Un laboratoire ultramarin de recul des droits au prétexte d’une invasion migratoire fantasmée
En matière d’immigration, force est de constater que les territoires ultra-marins constituent un laboratoire de reculs des droits [1], notamment par l’instauration de législations et dispositifs dérogatoires au droit commun, portant violation des droits fondamentaux des personnes migrantes, qui sont, par la suite, généralisés à la France entière.
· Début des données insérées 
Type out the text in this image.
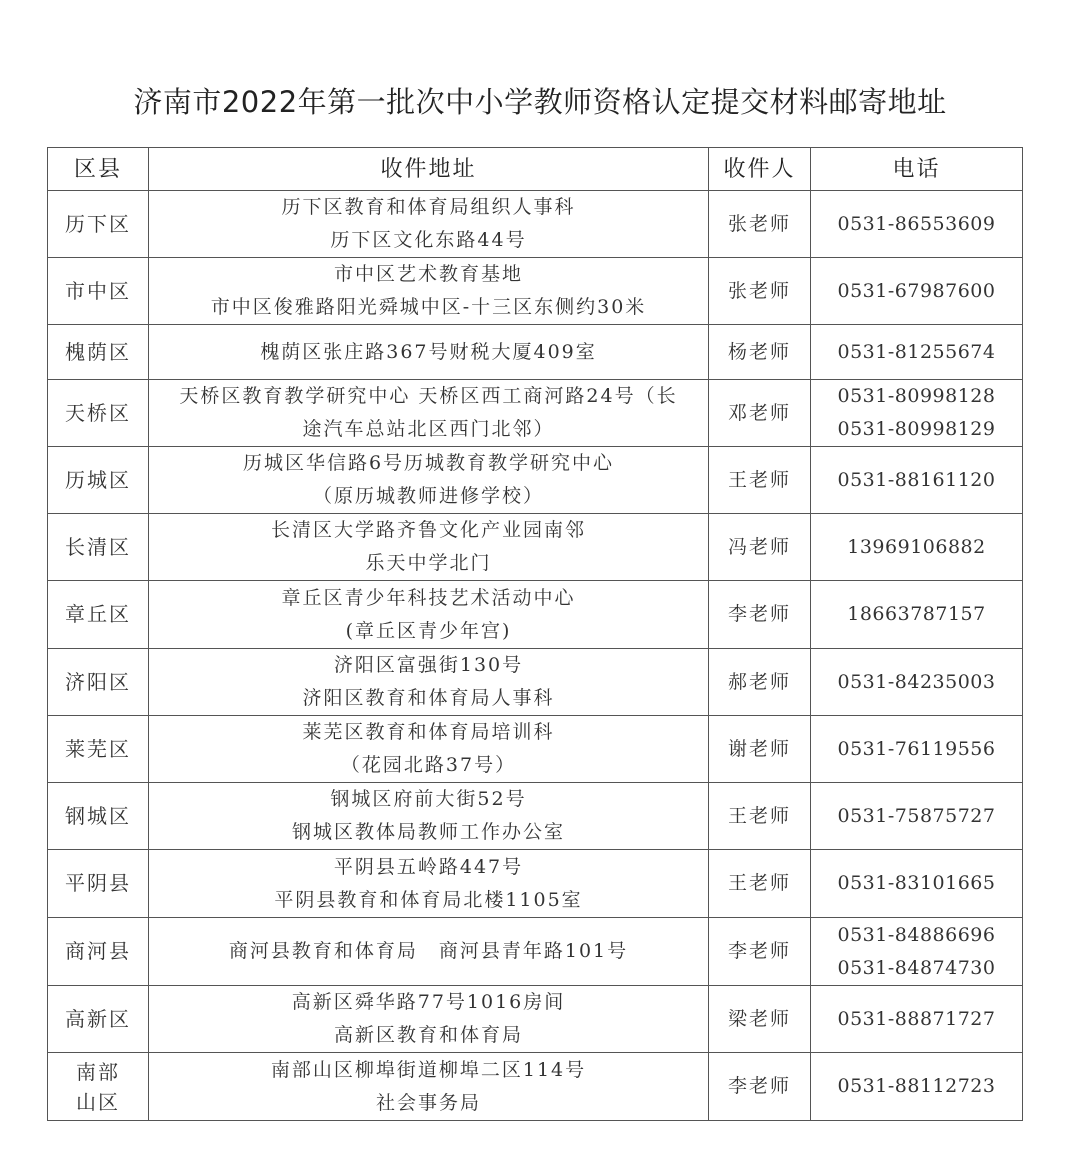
济南市2022年第一批次中小学教师资格认定提交材料邮寄地址
区县	收件地址	收件人	电话

历下区	历下区教育和体育局组织人事科
历下区文化东路44号	张老师	0531-86553609

市中区	市中区艺术教育基地
市中区俊雅路阳光舜城中区-十三区东侧约30米	张老师	0531-67987600

槐荫区	槐荫区张庄路367号财税大厦409室	杨老师	0531-81255674

天桥区	天桥区教育教学研究中心 天桥区西工商河路24号（长
途汽车总站北区西门北邻）	邓老师	0531-80998128
0531-80998129

历城区	历城区华信路6号历城教育教学研究中心
（原历城教师进修学校）	王老师	0531-88161120

长清区	长清区大学路齐鲁文化产业园南邻
乐天中学北门	冯老师	13969106882

章丘区	章丘区青少年科技艺术活动中心
(章丘区青少年宫)	李老师	18663787157

济阳区	济阳区富强街130号
济阳区教育和体育局人事科	郝老师	0531-84235003

莱芜区	莱芜区教育和体育局培训科
（花园北路37号）	谢老师	0531-76119556

钢城区	钢城区府前大街52号
钢城区教体局教师工作办公室	王老师	0531-75875727

平阴县	平阴县五岭路447号
平阴县教育和体育局北楼1105室	王老师	0531-83101665

商河县	商河县教育和体育局　商河县青年路101号	李老师	0531-84886696
0531-84874730

高新区	高新区舜华路77号1016房间
高新区教育和体育局	梁老师	0531-88871727

南部
山区	南部山区柳埠街道柳埠二区114号
社会事务局	李老师	0531-88112723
En effet, ce projet de loi vise à la généralisation des audiences par visioconférence [2] et conforte la procédure luttant contre les reconnaissances de paternité frauduleuses, circonscrites jusqu’à présent dans certains territoires ultramarins [3].
Depuis de nombreuses années et au prétexte d’une invasion migratoire sur ces territoires largement fantasmée [4], un régime dérogatoire du droit commun y prévoit des droits au rabais qui facilitent les interpellations, autorisent l’exécution des expulsions sans contrôle d’un juge et réduisent l’accès au droit au séjour.
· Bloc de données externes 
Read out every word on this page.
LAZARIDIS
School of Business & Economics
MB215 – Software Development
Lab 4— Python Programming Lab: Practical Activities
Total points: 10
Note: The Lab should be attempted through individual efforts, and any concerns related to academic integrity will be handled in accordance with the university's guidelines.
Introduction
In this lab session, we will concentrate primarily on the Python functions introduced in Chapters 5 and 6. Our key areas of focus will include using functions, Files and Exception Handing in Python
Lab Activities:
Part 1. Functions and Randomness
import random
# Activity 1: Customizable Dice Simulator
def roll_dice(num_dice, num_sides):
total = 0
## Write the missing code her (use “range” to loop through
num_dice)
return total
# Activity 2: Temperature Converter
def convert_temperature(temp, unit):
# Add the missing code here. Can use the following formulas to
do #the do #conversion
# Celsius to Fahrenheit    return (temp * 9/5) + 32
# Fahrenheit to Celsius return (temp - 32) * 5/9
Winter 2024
Ce projet de loi confirme cette logique en prévoyant de nouvelles dispositions dérogatoires qui aggravent en Guyane les conditions d’accueil des personnes en demande d’asile et restreignent à Mayotte les conditions de délivrance du document de circulation pour les mineur-e-s de nationalité étrangère.
Un régime dérogatoire qui sacrifie des droits fondamentaux
En matière de contrôle d’identité, des dispositifs de contrôle exceptionnels qui s’affranchissent des garanties les plus élémentaires sont mis en place [5]. En Guyane, des barrages de gendarmerie sont installés sur les deux principaux axes routiers qui desservent Cayenne et ses administrations, instituant ainsi des contrôles d’identité généralisés, sur la route nationale qui longe la côte où réside plus de 90% de la population guyanaise, lesquels constituent des obstacles au droit à la santé ou encore au principe d’égalité d’accès aux services publics qui génèrent notamment de graves entraves au dépôt de demandes de carte de séjour.
Ce régime d’exception vient également tailler dans les garanties de contrôle juridictionnel des procédures d’enfermement et d’expulsion.
Alors que ces territoires concentrent la moitié des expulsions réalisées chaque année, l’effectivité des recours contre les décisions préfectorales n’est pas garantie contrairement à la métropole. Si le dépôt d’un recours en urgence suspend désormais l’éloignement jusqu’à son examen [6], son champ d’utilisation reste restrictif et la majorité des renvois sont exécutés sans avoir pu enclencher cette procédure.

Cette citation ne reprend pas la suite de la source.